O Banco do Brasil (BB), sob pressão pelo aumento na inadimplência do crédito rural, apresentou uma significativa redução no lucro. Conforme divulgado nesse dia 13, o lucro líquido ajustado da instituição atingiu R$ 3,4 bilhões no primeiro trimestre de 2026, marcando uma queda de 54% em relação ao mesmo período do ano anterior.
Além da deterioração nos resultados, houve uma revisão para baixo da projeção de lucro para todo o ano de 2026.
Principais dados:
- Lucro líquido ajustado no início do ano: R$ 3,4 bilhões, decrescimento de 54% em 12 meses;
- Provisão (reserva) para perdas: R$ 16,8 bilhões, aumento de 46% em 12 meses;
- Carteira total de crédito: R$ 1,3 trilhão, crescimento de 2,2% em um ano;
- Crédito ao agro: R$ 418,4 bilhões;
- Inadimplência no agronegócio: 6,22%, acréscimo de 3,5 pontos percentuais em 12 meses;
- ROE (rentabilidade): 7,3%, diminuição de 9,4 pontos em 12 meses;
- Lucro previsto para 2026: entre R$ 18 bilhões e R$ 22 bilhões, em contraste com a previsão anterior de R$ 22 bilhões a R$ 26 bilhões.
Tensão no agro
O Banco do Brasil enfrenta seu principal desafio no crédito rural. Conforme a instituição, o aumento nos atrasos de pagamentos por parte dos produtores rurais resultou em um substancial aumento no custo do crédito, levando o banco a alocar mais recursos para prevenir possíveis calotes.
A chamada provisão para perdas, valor reservado pelo banco para cobrir empréstimos com risco de inadimplência, alcançou R$ 16,8 bilhões em relação ao primeiro trimestre de 2025. Em comunicado, o banco afirmou que o aumento das perdas esperadas reflete principalmente o aumento da inadimplência nas transações com produtores rurais.
Aumento da inadimplência
O índice de inadimplência superior a 90 dias no agronegócio atingiu 6,22% da carteira rural, um incremento de 3,5 pontos percentuais em um ano. A inadimplência geral do banco ficou em 5,05%.

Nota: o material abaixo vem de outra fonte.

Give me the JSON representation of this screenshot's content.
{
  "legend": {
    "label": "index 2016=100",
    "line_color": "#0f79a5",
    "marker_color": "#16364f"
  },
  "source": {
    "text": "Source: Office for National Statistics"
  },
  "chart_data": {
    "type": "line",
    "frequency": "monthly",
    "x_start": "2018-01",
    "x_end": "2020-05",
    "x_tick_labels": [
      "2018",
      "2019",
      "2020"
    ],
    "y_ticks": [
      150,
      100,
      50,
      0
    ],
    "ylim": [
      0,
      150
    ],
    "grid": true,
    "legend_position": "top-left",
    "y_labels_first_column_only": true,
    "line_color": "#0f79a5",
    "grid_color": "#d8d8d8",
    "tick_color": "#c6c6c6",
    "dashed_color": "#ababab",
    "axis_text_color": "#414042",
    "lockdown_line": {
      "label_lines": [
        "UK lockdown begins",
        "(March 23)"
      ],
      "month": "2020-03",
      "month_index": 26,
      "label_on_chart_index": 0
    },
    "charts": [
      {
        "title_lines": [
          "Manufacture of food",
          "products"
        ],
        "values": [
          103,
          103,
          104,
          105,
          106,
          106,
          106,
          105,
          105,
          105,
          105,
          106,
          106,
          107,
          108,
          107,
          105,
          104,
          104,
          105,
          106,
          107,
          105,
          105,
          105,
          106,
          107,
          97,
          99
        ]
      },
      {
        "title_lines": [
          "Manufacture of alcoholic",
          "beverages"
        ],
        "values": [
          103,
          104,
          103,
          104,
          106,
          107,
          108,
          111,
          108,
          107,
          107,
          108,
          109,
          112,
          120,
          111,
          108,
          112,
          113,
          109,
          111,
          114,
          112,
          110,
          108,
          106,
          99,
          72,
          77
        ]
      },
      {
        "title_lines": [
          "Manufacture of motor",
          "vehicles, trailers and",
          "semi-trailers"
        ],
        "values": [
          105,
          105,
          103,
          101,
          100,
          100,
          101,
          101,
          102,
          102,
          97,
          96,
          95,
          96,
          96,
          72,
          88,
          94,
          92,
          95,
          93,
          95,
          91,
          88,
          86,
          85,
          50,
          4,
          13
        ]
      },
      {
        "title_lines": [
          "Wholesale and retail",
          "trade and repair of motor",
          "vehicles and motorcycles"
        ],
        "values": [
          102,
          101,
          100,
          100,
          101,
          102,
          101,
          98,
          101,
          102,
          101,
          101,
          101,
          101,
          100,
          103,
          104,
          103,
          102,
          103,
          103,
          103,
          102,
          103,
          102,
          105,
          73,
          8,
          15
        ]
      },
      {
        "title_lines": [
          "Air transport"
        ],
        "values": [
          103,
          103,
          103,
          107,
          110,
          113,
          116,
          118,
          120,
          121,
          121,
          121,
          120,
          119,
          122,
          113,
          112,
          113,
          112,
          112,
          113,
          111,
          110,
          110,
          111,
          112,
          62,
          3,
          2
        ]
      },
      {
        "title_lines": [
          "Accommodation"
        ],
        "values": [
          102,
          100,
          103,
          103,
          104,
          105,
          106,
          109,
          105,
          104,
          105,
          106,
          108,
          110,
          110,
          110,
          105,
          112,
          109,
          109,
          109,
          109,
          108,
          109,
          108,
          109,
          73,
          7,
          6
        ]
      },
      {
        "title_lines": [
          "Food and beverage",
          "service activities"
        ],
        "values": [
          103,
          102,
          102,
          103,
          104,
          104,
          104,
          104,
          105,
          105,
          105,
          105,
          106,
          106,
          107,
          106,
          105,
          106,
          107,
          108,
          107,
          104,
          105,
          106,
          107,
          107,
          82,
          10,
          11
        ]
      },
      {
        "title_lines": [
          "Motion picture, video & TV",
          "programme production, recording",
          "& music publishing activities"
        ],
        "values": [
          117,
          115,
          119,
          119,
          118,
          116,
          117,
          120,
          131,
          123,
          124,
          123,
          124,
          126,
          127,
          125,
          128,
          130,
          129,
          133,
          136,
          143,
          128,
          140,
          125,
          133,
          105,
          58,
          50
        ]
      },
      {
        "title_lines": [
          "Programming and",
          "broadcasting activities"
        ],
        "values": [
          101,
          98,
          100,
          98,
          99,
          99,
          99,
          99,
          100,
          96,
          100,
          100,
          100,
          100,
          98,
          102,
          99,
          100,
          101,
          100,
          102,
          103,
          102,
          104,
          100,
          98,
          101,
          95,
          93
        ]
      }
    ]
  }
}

O setor agropecuário enfrenta desafios desde a queda na safra de soja em 2024, após um recorde de produção em 2023. Esse cenário ocasionou um aumento em processos de recuperação judicial entre produtores rurais ao longo de 2024 e 2025.
Lucro em declínio
Diante do cenário mais desafiador, o Banco do Brasil rebaixou sua expectativa de lucro para 2026. A estimativa anterior previa um resultado entre R$ 22 bilhões e R$ 26 bilhões. Agora, a previsão foi reduzida para uma faixa entre R$ 18 bilhões e R$ 22 bilhões.
De acordo com o banco, a revisão considera:
- Agravamento do risco no agronegócio;
- Incertezas geopolíticas;
- Impactos sobre a economia;
- Piora nos indicadores macroeconômicos.
Diminuição da rentabilidade
Outro indicador que demonstrou um cenário de deterioração foi o retorno sobre o patrimônio líquido (ROE), utilizado pelo mercado para avaliar a rentabilidade dos bancos. A taxa caiu de 16,7% para 7,3% em 12 meses.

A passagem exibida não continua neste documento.